Sugammadex rapidly reverses moderate rocuronium- or vecuronium-induced neuromuscular block during sevoflurane anaesthesia: a dose–response relationship

2010 
Abstract Background Sugammadex shows a dose–response relationship for reversal of neuromuscular block (NMB) during propofol anaesthesia. Sevoflurane, unlike propofol, can prolong the effect of neuromuscular blocking agents (NMBAs), increasing recovery time. This open-label, randomized, dose-finding trial explored sugammadex dose–response relationships, safety, and pharmacokinetics when administered for reversal of moderate rocuronium- or vecuronium-induced NMB during sevoflurane maintenance anaesthesia. Methods After anaesthesia induction with propofol, adult patients were randomized to receive single-dose rocuronium 0.9 mg kg −1 or vecuronium 0.1 mg kg −1 , with maintenance doses as needed. Anaesthesia was maintained with sevoflurane. NMB was monitored using acceleromyography. After the last dose of NMBA, at reappearance of T 2 , single-dose sugammadex 0.5, 1.0, 2.0, or 4.0 mg kg −1 or placebo was administered. The primary efficacy variable was time from the start of sugammadex administration to recovery of T 4 /T 1 ratio to 0.9. Safety assessments were performed throughout. Results The per-protocol population comprised 93 patients (rocuronium, n =46; vecuronium, n =47).
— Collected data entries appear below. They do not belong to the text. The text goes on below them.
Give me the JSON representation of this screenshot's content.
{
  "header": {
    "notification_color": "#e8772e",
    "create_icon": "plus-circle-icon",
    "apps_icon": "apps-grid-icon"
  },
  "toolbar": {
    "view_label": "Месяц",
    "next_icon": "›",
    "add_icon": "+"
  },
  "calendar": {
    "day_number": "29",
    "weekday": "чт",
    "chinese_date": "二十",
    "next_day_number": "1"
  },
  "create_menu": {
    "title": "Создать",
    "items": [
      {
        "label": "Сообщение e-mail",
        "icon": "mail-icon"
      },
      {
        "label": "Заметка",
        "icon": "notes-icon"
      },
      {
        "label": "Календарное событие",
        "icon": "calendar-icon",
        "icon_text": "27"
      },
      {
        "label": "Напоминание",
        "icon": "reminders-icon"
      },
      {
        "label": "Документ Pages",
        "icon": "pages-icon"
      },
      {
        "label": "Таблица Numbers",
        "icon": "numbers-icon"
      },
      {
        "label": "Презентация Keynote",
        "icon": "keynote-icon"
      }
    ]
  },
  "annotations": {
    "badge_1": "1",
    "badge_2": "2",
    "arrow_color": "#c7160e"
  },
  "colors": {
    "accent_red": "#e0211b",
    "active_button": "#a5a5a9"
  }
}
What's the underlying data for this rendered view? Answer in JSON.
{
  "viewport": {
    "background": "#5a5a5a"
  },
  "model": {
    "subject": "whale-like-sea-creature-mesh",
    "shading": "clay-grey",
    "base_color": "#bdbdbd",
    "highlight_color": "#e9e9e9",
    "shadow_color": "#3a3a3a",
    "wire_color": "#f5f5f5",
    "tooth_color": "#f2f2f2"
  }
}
A statistically significant dose–response relationship was demonstrated for mean recovery times of T 4 /T 1 ratio to 0.9 with increasing sugammadex dose with both NMBAs: rocuronium, 96.3 min (placebo) to 1.5 min (sugammadex 4.0 mg kg −1 ); vecuronium, 79.0 min (placebo) to 3.0 min (sugammadex 4.0 mg kg −1 ). Plasma sugammadex concentrations indicated linear pharmacokinetics, independent of NMBA administered. No study drug-related serious adverse events occurred. Evidence of reoccurrence of block was reported in seven patients [sugammadex 0.5 mg kg −1 (suboptimal dose), n =6; 2.0 mg kg −1 , n =1]. Conclusions During sevoflurane maintenance anaesthesia, sugammadex provides well-tolerated, effective, dose-dependent reversal of moderate rocuronium- and vecuronium-induced NMB.